Матерія еще не перестала колыхаться, когда на порогѣ комнаты, дѣйствительно, показался Симеонъ. Онъ былъ въ пальто и шляпѣ-котелкѣ, съ тростью въ рукахъ, и — неожиданно — въ духѣ. Причиною тому была, какъ ни странно, грубая сцена, происшедшая между нимъ и Викторомъ.

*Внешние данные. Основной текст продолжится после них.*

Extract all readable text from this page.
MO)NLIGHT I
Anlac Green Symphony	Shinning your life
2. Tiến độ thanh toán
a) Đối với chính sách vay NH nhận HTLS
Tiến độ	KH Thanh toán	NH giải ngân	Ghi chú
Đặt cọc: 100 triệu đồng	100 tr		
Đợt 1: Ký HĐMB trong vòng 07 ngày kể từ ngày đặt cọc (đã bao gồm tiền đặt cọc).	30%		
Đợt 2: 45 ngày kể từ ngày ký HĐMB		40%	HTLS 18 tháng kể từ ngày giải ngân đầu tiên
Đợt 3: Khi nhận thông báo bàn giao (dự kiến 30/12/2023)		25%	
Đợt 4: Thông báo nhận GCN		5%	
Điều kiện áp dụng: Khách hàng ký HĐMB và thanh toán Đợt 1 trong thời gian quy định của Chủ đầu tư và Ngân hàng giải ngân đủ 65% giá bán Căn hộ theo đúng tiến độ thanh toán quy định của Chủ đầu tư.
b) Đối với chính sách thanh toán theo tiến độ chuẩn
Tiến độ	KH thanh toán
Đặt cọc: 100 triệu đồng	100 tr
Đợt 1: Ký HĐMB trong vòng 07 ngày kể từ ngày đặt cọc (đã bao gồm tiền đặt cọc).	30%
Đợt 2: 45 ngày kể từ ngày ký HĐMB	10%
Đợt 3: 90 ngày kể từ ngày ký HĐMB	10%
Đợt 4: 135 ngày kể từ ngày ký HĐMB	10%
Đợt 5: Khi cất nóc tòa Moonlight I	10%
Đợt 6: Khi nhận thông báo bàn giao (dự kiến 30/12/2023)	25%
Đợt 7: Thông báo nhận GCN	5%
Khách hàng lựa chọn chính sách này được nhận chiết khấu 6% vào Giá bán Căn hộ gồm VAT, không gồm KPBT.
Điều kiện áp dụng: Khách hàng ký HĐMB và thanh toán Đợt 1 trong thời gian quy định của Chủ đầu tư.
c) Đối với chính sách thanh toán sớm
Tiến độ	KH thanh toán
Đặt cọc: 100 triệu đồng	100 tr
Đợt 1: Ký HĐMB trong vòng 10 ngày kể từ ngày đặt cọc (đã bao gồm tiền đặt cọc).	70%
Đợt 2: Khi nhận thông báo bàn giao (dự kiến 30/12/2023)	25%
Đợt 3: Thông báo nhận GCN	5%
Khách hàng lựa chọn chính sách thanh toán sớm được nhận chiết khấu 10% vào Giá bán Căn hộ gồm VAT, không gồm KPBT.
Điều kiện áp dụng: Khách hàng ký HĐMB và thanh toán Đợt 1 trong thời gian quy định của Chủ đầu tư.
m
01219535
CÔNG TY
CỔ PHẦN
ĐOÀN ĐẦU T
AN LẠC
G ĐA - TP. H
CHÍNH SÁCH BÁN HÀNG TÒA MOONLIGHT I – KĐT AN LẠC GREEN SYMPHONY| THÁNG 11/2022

Оставшись одинъ, Симеонъ внимательно перечиталъ расписку Виктора и трижды вникалъ въ послѣднія ея строки, что «все причитавшееся мнѣ изъ наслѣдства дяди моего Ивана Львовича Лаврухина получилъ сполна и никакихъ дальнѣйшихъ претензій къ брату моему, Симеону Викторовичу Сарай-Бермятову, по поводу сказаннаго наслѣдства имѣть не буду». И чѣмъ больше онъ вчитывался, тѣмъ яснѣе просвѣтлялся лицомъ, ибо эта категорическая расписка неожиданно оставила въ его карманѣ — чего Викторъ, конечно, и не подозрѣвалъ, — не малый капиталецъ…
— «Все»… — думалъ Симеонъ, саркастически оскаливая зубные серпы свои. — То-то «все»… Юристы тоже! И чему только ихъ въ университетѣ учатъ?… Напиши онъ даже «всю сумму», «всѣ деньги», и вотъ уже — другая музыка… Все!.. съ этимъ «все» ты y меня, другъ милый, на недвижимости то облизнешься!.. Поздравляю васъ, Симеонъ Викторовичъ, съ подаркомъ. Теперь я этому мальчишкѣ покажу, какъ брать за шиворотъ старшаго брата, права свои, видите ли, осуществлять чуть не съ револьверомъ въ рукахъ. Изъ недвижимости, что хочу, то и вышвырну негодяю — и все будетъ съ моей стороны еще милостью, благодѣяніемъ, потому что — могу и ничего не дать: расписка-то вотъ она, право-то за меня… Ахъ, мальчишка! мальчишка!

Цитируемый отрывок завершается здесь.